Error establishing database connection

Hey There,

I’m getting database connection issues intermittently that affect multiple installations. Not sure what’s up because everything was working fine up until recently and then I started getting random DB errors. They fool my uptime monitors because technically they’re still up but not sure what’s going on. The only thing installed on these servers are easyengine, dome9 firewall and new relic monitoring.

I don’t know what the problem could be and any help would be great. Thanks.

I had this a couple of days ago as well. Rebooting my server fixed the issue and I haven't had time to dig into why.

Yes, a reboot fixed it for me as well and would love to know what's up. Glad to know someone else has encountered the issue as well. I'm not sure how to repeat it and that's compounding the issue. It's happened on a few different installs, all with different plugin configurations.

There are many reasons for database errors. Most common being, part of site is not cached and gets sudden spike in traffic, which results in a lot of php/mysql work.

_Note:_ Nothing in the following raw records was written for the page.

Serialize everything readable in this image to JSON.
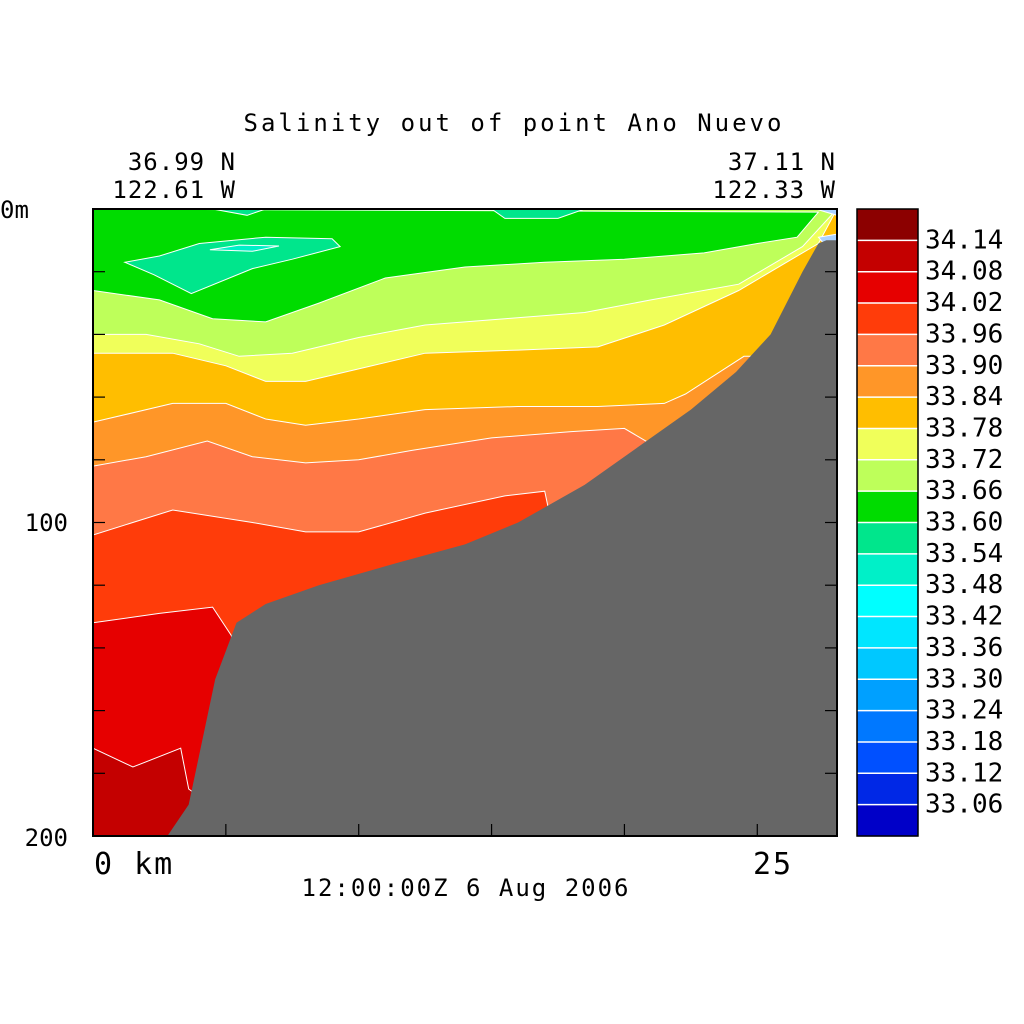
{
  "chart_data": {
    "type": "heatmap",
    "title": "Salinity out of point Ano Nuevo",
    "start_position": {
      "lat": "36.99 N",
      "lon": "122.61 W"
    },
    "end_position": {
      "lat": "37.11 N",
      "lon": "122.33 W"
    },
    "timestamp": "12:00:00Z   6 Aug 2006",
    "x_axis": {
      "label": "km",
      "range": [
        0,
        28
      ],
      "tick_labels": [
        "0 km",
        "25"
      ]
    },
    "y_axis": {
      "label": "m",
      "range": [
        0,
        200
      ],
      "inverted": true,
      "tick_labels": [
        "0m",
        "100",
        "200"
      ]
    },
    "colorbar": {
      "labels": [
        "34.14",
        "34.08",
        "34.02",
        "33.96",
        "33.90",
        "33.84",
        "33.78",
        "33.72",
        "33.66",
        "33.60",
        "33.54",
        "33.48",
        "33.42",
        "33.36",
        "33.30",
        "33.24",
        "33.18",
        "33.12",
        "33.06"
      ],
      "colors": [
        "#8c0000",
        "#c40000",
        "#e60000",
        "#ff3c0a",
        "#ff7846",
        "#ff9628",
        "#ffbe00",
        "#f0ff5a",
        "#beff5a",
        "#00dc00",
        "#00e68c",
        "#00f0c8",
        "#00ffff",
        "#00e6ff",
        "#00c8ff",
        "#00a0ff",
        "#0078ff",
        "#0050ff",
        "#0028e6",
        "#0000c8"
      ]
    },
    "bathymetry_color": "#666666",
    "bathymetry": [
      [
        2.8,
        200
      ],
      [
        3.6,
        190
      ],
      [
        4.6,
        150
      ],
      [
        5.4,
        132
      ],
      [
        6.5,
        126
      ],
      [
        8.5,
        120
      ],
      [
        11.4,
        113
      ],
      [
        14,
        107
      ],
      [
        16,
        100
      ],
      [
        18.5,
        88
      ],
      [
        20.5,
        76
      ],
      [
        22.5,
        64
      ],
      [
        24.2,
        52
      ],
      [
        25.5,
        40
      ],
      [
        26.7,
        20
      ],
      [
        27.3,
        11
      ],
      [
        27.6,
        10
      ],
      [
        28,
        10
      ],
      [
        28,
        200
      ]
    ],
    "contours": [
      {
        "level": "33.72-33.78",
        "boundary": [
          [
            0,
            46
          ],
          [
            3,
            46
          ],
          [
            5,
            50
          ],
          [
            6.5,
            55
          ],
          [
            8,
            55
          ],
          [
            10,
            51
          ],
          [
            12.5,
            46
          ],
          [
            16,
            45
          ],
          [
            19,
            44
          ],
          [
            21.5,
            37
          ],
          [
            24.3,
            26
          ],
          [
            27.3,
            11
          ],
          [
            28,
            0
          ],
          [
            0,
            0
          ]
        ]
      },
      {
        "level": "33.66-33.72",
        "boundary": [
          [
            0,
            40
          ],
          [
            2,
            40
          ],
          [
            4,
            43
          ],
          [
            5.5,
            47
          ],
          [
            7.5,
            46
          ],
          [
            10,
            41
          ],
          [
            12.5,
            37
          ],
          [
            15.5,
            35
          ],
          [
            18.5,
            33
          ],
          [
            21,
            29
          ],
          [
            24.3,
            24
          ],
          [
            26.7,
            12
          ],
          [
            28,
            0
          ],
          [
            0,
            0
          ]
        ]
      },
      {
        "level": "33.60-33.66",
        "boundary": [
          [
            0,
            26
          ],
          [
            2.5,
            29
          ],
          [
            4.5,
            35
          ],
          [
            6.5,
            36
          ],
          [
            8.5,
            30
          ],
          [
            11,
            22
          ],
          [
            14,
            18.5
          ],
          [
            17,
            17
          ],
          [
            20,
            16
          ],
          [
            23,
            14
          ],
          [
            25,
            11
          ],
          [
            26.5,
            9
          ],
          [
            27.3,
            1
          ],
          [
            0,
            0
          ]
        ]
      },
      {
        "level": "33.54-33.60",
        "boundary": [
          [
            1.2,
            17
          ],
          [
            2.5,
            15
          ],
          [
            4,
            11
          ],
          [
            6.5,
            9
          ],
          [
            9,
            9.5
          ],
          [
            9.3,
            12
          ],
          [
            7.5,
            16
          ],
          [
            6,
            19
          ],
          [
            3.7,
            27
          ],
          [
            2.3,
            21
          ],
          [
            1.2,
            17
          ]
        ]
      }
    ]
  }
}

You can find uncached parts using this tutorial - https://rtcamp.com/tutorials/nginx/upstream-cache-status-in-access-log/

EasyEngine already has correct log format. Just check, "BYPASS Requests URLs" section to find out which top URL's are BYPASSed. Try adding them to cache, and see if it makes any improvement.

With future EasyEngine release, we will add above and other cache analysis related tutorials in EasyEngine itself. For now, it will require some manual efforts.

thanks, from what I gathered through research the issue is related to memory around mysql. Basically when there's no memory left, mysql stops working properly. The caching side of it is definitely related as php5-fpm is taking roughly 80% of system resources at the moment and that's high for number of WP installs on the server. Anyway, I'll try the caching thing (although still not sure what to do with the bypass/adding to cache part) so if you could clarify that would be helpful.

Thanks,

James.

For mysql part, if swapping is not enabled on your server, enable swap memory. That way mysql will slow down when memory is exhausted but it will avoid (or delay) crashing.

For BYPASS URLs, depending on your wordpress/nginx config, you are supposed to force caching on them, wherever possible. There is no one size fit all solution here and it depends on application.

Also, another problem could be php/mysql programming issue. Many WordPress plugins are not coded/tested for large sites. EasyEngine's next release will have ee debug command which might help you find out such bad parts.